Traveling Second-Class Via the Internet

One of the Internet’s great promises in the e-commerce arena has been that it will make travel more convenient and cost-effective. The logic is compelling: Eliminate the middlemen (travel agents) and the order takers (airline, hotel, car-rental agents), and the traveling public will share in the bountiful savings.

For the logic to work, though, two key ingredients are required:

  1. Consistency. The Internet must consistently provide the best selection of the best deals, day in and day out. The weekly emails from the major airlines about their various national and international travel deals certainly give travelers a feeling of being in touch with the latest and greatest in travel.

  2. Trust. The traveler must have trust in the online reservations system that, in exchange for doing it yourself, you are being rewarded with the best possible deals. For example, US Airways recently alerted subscribers via email to some special fares to Florida from Boston -$181 if you reserved via the US Airways site. When I encountered some technical glitches making my reservations and called US Airways, the agent gave me a tip for bypassing the problem (apparently a Netscape problem) and encouraged me to try again. When I asked him if he could simply make the reservation, he said he could, but the ticket price on this special fare would be $8 higher. I went back to the Internet and made the reservation, but I felt okay about it because I now trusted that I was being rewarded with the best deal.

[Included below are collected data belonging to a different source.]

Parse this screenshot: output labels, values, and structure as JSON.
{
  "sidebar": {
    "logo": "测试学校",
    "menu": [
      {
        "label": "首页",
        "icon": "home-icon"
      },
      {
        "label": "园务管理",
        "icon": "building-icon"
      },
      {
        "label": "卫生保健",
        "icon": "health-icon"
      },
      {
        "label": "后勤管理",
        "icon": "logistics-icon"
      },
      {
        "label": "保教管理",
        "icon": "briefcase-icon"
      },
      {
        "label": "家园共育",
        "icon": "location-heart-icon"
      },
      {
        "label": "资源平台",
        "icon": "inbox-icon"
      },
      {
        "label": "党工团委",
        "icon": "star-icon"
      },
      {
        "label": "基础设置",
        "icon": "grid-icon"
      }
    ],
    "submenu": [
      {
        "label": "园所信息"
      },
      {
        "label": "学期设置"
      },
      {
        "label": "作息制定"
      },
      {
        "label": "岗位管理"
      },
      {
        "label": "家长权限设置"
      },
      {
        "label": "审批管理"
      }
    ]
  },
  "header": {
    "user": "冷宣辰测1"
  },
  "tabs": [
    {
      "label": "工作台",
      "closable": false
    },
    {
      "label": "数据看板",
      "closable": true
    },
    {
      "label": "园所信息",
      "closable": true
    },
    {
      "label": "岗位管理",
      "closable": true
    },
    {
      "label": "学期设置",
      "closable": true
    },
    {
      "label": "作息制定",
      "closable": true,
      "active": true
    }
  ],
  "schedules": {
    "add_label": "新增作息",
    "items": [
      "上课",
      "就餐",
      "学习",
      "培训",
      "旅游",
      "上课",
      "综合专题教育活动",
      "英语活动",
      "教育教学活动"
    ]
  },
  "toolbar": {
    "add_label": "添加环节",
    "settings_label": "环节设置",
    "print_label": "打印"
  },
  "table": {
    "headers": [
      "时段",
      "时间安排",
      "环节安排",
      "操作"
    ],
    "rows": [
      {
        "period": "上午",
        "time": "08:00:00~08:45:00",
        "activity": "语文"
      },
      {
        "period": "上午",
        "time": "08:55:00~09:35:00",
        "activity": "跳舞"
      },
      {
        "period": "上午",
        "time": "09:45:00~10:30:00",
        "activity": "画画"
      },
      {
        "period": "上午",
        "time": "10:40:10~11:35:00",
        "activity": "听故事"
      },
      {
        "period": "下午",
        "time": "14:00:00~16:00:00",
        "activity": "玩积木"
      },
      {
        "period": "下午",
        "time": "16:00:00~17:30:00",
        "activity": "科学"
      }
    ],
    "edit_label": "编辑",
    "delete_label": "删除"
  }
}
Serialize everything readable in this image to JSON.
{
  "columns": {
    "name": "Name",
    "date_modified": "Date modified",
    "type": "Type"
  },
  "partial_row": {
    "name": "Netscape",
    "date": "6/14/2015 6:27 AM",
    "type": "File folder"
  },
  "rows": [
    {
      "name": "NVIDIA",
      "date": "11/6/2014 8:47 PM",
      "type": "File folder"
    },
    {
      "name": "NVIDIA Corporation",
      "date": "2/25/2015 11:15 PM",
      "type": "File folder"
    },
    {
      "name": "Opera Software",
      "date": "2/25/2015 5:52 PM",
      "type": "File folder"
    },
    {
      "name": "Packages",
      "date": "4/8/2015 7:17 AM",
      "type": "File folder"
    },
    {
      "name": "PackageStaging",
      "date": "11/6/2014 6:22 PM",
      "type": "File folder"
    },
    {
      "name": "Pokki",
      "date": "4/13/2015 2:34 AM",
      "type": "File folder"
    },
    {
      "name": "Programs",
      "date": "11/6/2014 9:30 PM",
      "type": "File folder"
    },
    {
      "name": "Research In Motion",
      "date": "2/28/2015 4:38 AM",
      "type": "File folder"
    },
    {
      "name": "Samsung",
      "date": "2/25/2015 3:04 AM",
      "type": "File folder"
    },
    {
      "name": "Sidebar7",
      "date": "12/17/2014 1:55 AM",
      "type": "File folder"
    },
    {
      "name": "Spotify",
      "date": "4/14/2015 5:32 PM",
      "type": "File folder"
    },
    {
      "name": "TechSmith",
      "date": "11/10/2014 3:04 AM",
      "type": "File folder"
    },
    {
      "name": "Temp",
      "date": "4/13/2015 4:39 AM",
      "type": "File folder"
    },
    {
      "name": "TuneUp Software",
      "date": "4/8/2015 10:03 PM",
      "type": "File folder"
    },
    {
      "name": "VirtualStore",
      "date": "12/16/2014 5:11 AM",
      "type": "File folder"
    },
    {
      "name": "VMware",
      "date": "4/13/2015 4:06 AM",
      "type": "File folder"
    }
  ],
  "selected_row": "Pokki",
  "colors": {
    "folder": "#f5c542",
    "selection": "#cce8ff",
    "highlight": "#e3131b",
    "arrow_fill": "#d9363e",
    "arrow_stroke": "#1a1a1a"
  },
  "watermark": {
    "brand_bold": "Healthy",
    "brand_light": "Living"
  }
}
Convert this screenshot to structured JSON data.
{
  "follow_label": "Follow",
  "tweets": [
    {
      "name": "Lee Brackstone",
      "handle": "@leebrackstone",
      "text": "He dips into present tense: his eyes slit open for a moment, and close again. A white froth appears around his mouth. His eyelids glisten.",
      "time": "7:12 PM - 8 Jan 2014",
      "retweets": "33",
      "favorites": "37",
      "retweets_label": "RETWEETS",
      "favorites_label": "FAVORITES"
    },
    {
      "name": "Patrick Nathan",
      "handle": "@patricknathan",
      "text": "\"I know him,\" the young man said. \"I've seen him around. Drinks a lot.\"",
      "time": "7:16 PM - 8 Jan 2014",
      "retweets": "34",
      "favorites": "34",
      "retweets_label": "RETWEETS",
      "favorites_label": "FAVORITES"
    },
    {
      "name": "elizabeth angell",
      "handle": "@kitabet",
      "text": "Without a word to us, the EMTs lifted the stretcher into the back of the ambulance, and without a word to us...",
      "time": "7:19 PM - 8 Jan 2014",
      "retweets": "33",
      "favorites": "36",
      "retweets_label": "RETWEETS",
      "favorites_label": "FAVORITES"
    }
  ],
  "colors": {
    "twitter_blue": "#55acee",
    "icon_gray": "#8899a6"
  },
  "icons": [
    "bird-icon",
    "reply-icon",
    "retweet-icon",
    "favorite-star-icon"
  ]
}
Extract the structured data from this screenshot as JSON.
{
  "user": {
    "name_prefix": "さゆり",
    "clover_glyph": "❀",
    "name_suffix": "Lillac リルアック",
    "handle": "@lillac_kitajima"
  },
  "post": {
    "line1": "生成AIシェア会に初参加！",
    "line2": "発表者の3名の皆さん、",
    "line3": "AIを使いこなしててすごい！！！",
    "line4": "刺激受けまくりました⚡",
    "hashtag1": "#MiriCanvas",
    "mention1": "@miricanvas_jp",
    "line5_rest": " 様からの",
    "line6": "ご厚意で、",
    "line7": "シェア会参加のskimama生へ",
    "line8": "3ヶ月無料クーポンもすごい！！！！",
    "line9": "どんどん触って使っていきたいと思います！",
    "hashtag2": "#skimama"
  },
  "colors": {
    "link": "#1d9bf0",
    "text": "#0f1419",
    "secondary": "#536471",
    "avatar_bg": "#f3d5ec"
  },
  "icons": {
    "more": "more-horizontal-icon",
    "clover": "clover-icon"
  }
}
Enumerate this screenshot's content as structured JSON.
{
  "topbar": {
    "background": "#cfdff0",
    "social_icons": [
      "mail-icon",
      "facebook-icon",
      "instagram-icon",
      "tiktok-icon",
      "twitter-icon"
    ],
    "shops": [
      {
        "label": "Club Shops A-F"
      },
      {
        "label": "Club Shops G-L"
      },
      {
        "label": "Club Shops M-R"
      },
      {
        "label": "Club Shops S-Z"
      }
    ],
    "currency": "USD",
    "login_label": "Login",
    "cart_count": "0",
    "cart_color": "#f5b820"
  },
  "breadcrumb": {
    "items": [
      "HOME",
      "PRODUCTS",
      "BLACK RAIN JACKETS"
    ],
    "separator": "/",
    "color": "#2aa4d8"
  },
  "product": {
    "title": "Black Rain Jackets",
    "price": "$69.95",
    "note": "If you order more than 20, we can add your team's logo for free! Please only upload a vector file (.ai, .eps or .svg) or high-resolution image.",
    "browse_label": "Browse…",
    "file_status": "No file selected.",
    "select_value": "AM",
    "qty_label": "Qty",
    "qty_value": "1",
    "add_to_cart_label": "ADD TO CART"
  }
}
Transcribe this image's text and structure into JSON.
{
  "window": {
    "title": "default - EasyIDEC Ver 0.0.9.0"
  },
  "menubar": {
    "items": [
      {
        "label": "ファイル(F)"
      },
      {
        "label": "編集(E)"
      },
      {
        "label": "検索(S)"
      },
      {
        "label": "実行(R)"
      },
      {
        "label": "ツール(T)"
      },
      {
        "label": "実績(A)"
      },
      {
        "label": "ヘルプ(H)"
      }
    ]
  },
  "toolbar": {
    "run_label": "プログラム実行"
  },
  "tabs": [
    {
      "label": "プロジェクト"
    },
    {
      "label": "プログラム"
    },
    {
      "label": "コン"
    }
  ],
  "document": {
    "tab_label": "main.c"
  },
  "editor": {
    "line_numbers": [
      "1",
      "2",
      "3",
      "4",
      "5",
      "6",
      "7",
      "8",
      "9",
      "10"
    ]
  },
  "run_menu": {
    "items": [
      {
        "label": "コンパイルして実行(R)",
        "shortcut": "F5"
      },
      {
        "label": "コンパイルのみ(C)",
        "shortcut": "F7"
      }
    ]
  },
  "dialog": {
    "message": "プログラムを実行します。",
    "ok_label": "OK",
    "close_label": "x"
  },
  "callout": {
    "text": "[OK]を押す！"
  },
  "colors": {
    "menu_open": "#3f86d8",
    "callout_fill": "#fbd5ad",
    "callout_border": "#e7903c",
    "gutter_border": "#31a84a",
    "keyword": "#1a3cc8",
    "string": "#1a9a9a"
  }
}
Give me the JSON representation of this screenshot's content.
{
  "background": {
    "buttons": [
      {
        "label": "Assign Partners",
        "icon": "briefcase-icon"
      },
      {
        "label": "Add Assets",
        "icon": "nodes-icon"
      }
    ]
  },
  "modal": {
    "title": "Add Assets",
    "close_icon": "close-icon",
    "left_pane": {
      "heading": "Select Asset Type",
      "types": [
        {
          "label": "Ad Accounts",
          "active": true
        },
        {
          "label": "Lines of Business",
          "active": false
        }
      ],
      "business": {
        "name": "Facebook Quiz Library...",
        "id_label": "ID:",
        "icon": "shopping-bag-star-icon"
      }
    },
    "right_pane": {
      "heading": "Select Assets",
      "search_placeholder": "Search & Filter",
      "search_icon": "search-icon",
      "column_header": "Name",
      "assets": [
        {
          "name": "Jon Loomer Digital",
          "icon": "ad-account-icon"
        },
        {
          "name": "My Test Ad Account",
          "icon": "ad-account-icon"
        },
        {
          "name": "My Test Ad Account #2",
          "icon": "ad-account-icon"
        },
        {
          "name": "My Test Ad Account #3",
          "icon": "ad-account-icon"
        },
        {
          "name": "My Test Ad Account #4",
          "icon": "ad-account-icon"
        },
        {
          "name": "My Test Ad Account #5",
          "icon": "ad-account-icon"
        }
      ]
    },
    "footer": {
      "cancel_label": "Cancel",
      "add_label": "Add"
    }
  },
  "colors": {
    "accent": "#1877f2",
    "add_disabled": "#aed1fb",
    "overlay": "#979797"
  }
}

Thanks to a recent warning and my own travel experience, though, I’m getting this queasy feeling that the major Internet travel sites – Expedia and Travelocity in particular, along with some airlines – are failing to regularly provide the two ingredients. It takes only a few missteps to gum up the entire works. If travelers begin to doubt that the Internet is delivering on its travel promises, then the system becomes undone pretty quickly as people doubt the promises of all Internet sites and either waste time doing more surfing around or revert to the old ways – calling travel agents and ticket agents to hone in on the best choices.

The warning about Expedia comes from Lisa Price, coauthor of “The Best of Online Shopping.” On a recent writers’ listserv (which she gave me permission to quote), she wrote that while doing research, “I found that some travel sites (like Expedia) were offering 30% off your next United Airlines ticket when you book one with United today (or in the near future). Good deal, no? No! When I did some tests, I found that IN EVERY CASE the original United ticket was significantly higher than say Delta or American, so there really wasn’t any saving at all. (For example: R/T Albuquerque/Manchester, N.H., on Delta and American was $400; on United, $1,000.)”

I had a similar experience with Travelocity. I wanted to reserve a roundtrip between Philadelphia and Boston for mid-October and on Travelocity discovered under its “Fare Watcher” a special $198 fare. I immediately hit “Book It!” only to learn the fare is available just on Saturdays and Sundays. Since I wanted to travel in one direction on a Friday, I asked Travelocity to search out other options, and provided my dates. I indicated that US Airways was my preferred airline, since I know it has the most flights between the two cities.

My options? The cheapest was American Airlines at $388.50 (on its American Eagle unit, which likely meant a prop plane). US Airways was a whopping $525.50.

Just for the heck of it, I decided to check out the US Airways web site. Interestingly, I could get the $198 fare for the days I wanted (including the Friday that Travelocity said was off-limits), though I’d have to leave several hours earlier in the day each way than I preferred. But the $327.50 difference had my interest, and I made a reservation. Then a funny thing happened. The next day, I ran into a glitch trying to confirm the reservation and buy the ticket, and was advised by the site to call a customer service number. When I got through to an agent and gave him my reservation number, I decided to inquire about getting that $198 fare at my preferred times later in the day. No problem, he said. While he couldn’t get it exactly the way I wanted, he was able to move both flights back a couple of hours each day to the point where they were within an hour of my ideal times all for $198. I was all set, even if the process was circa 1994.

Most significant, though, the seeds of doubt have been well sown. Bait and switch? Incompetence? I’m not sure, but you can clearly see an old marketing axiom at work here – a brand that takes years to build up can come unraveled very quickly from lack of consistency and trust. Just look at what’s happening to Firestone. Nobody looks good in the examples I just described – Expedia, Travelocity, United Airlines, US Airways. Their missteps cast doubts over an entire emerging industry. My travel agent is looking better all the time.